Our entire culture is permeated with direct and indirect signals that men out rank women. If someone tells you they don’t believe this, ask them to imagine their son growing up in a world where God is female, our species is called “woman” or “womankind,” we routinely call men “boys” in contexts where we wouldn’t call the women “girls,” when we play cards, the Queen outranks the King. How would that boy turn out? And how would girls turn out?

As I’ve mentioned in previous programs, our conscious thoughts are only a small part of what goes on in our brains and what actually drives our behavior. People sense, whether consciously or not, that, when women are educated and have birth control, thus are free to engage in gainful employment, they take control over their own lives.

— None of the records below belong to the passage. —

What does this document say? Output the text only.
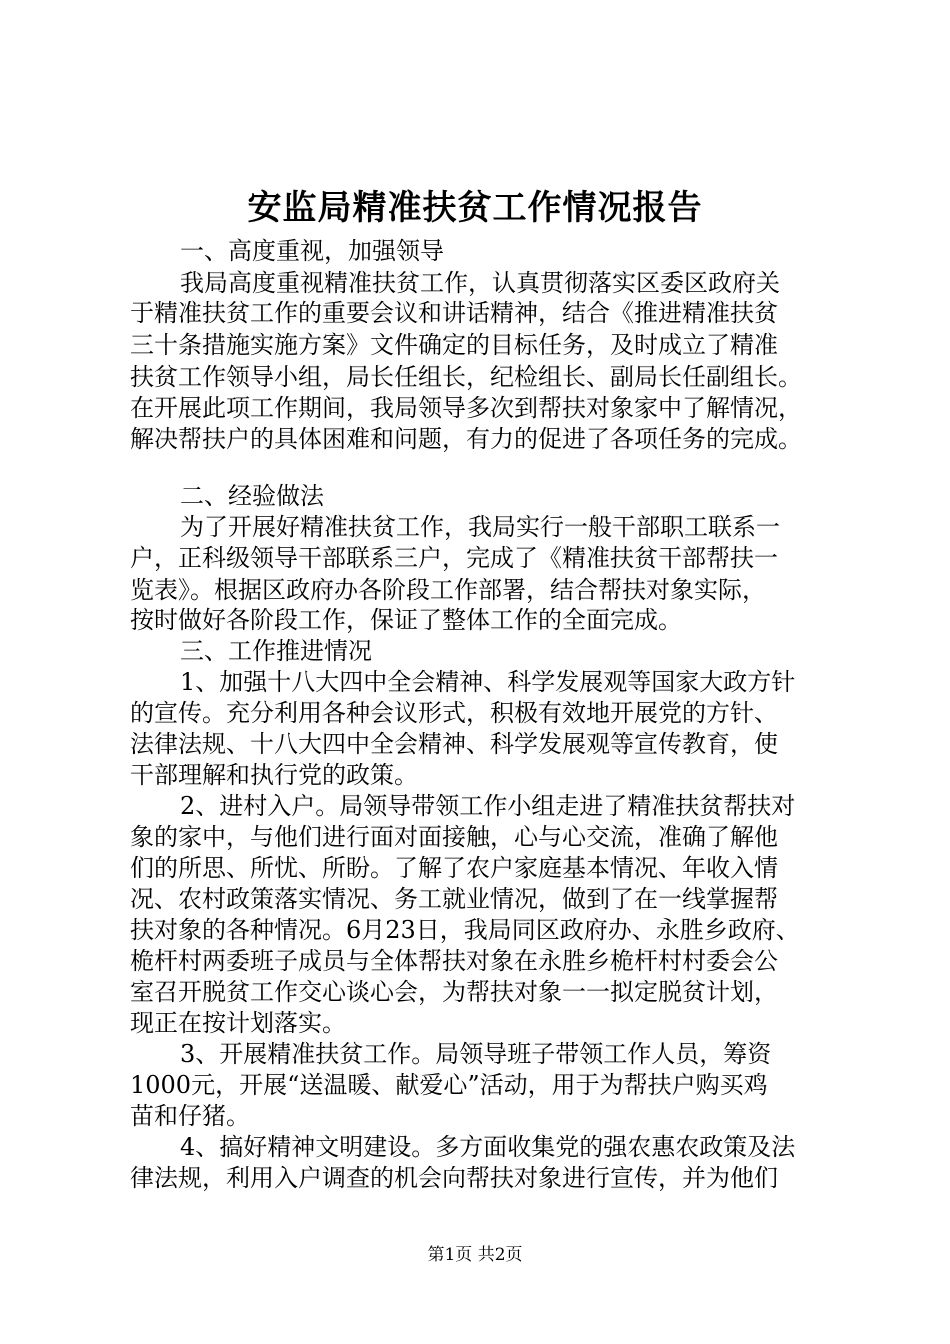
安监局精准扶贫工作情况报告
一、高度重视，加强领导
我局高度重视精准扶贫工作，认真贯彻落实区委区政府关
于精准扶贫工作的重要会议和讲话精神，结合《推进精准扶贫
三十条措施实施方案》文件确定的目标任务，及时成立了精准
扶贫工作领导小组，局长任组长，纪检组长、副局长任副组长。
在开展此项工作期间，我局领导多次到帮扶对象家中了解情况，
解决帮扶户的具体困难和问题，有力的促进了各项任务的完成。
二、经验做法
为了开展好精准扶贫工作，我局实行一般干部职工联系一
户，正科级领导干部联系三户，完成了《精准扶贫干部帮扶一
览表》。根据区政府办各阶段工作部署，结合帮扶对象实际，
按时做好各阶段工作，保证了整体工作的全面完成。
三、工作推进情况
1、加强十八大四中全会精神、科学发展观等国家大政方针
的宣传。充分利用各种会议形式，积极有效地开展党的方针、
法律法规、十八大四中全会精神、科学发展观等宣传教育，使
干部理解和执行党的政策。
2、进村入户。局领导带领工作小组走进了精准扶贫帮扶对
象的家中，与他们进行面对面接触，心与心交流，准确了解他
们的所思、所忧、所盼。了解了农户家庭基本情况、年收入情
况、农村政策落实情况、务工就业情况，做到了在一线掌握帮
扶对象的各种情况。6月23日，我局同区政府办、永胜乡政府、
桅杆村两委班子成员与全体帮扶对象在永胜乡桅杆村村委会公
室召开脱贫工作交心谈心会，为帮扶对象一一拟定脱贫计划，
现正在按计划落实。
3、开展精准扶贫工作。局领导班子带领工作人员，筹资
1000元，开展“送温暖、献爱心”活动，用于为帮扶户购买鸡
苗和仔猪。
4、搞好精神文明建设。多方面收集党的强农惠农政策及法
律法规，利用入户调查的机会向帮扶对象进行宣传，并为他们
第1页 共2页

But if you’re programmed to feel that a person, or demographic group, either controls or is controlled by another, then if women gain control over their own lives, that feels like men lose. Just as, on Dr. Tannen’s talk show, the wife who wasn’t controlled by her spouse must have controlled him, if women, as a group, gain control over their own lives, that feels like they switch rank and supplant men. Equal does not compute.

Now, I’m not naïve enough to believe that, if only our view of normality would to shift to the right on these scales, there’d be no more abuse, no more rape, no more legislative dysfunction, no more “keep ‘em barefoot and pregnant” agenda. But I do believe there would be less of those things because we’d view them as more extreme, farther from the norm. And there would be less pressure on men to outrank or control someone.

I do believe our view of what’s normal is slowly shifting into better balance. Over the decades, women have improved their status. So their ways of doing things are gaining exposure and a greater feeling of normality. A long-time woman minister told me that, when she first started, the atmosphere in her professional organization was all about competition. But as more women have joined the clergy, that organization has become truly collegial and supportive.

So, aside from what the economists tell us, another reason society benefits as women gain equality is by facilitating a balance between competition and collaboration. Equal status, not only for women per se, but also for their collaborative way of interacting, facilitates understanding and use of win-win consensus building skills, skills that often work better for both parties than number line tug of war.

Though the improving status of women could eventually bring about this balance, we can speed up the progress. For example, when we see Sammy the Sailor make a creative swap of his boat for the RV he wanted, instead of grappling on a number line, we can hold that up to others as a smart move, a success.

Or if we notice that Barbra the boss guides and collaborates, instead of commanding and controlling her employees, and it works, we can express our admiration and respect for her. That speeds up the progress toward balance by raising the visibility and normality of egalitarian and collaborative values.

So I’d like to encourage you all to look for examples of egalitarian values and collaborative interactions that you can hold up for others, especially young people. And I’d love to hear from you about what results you experience.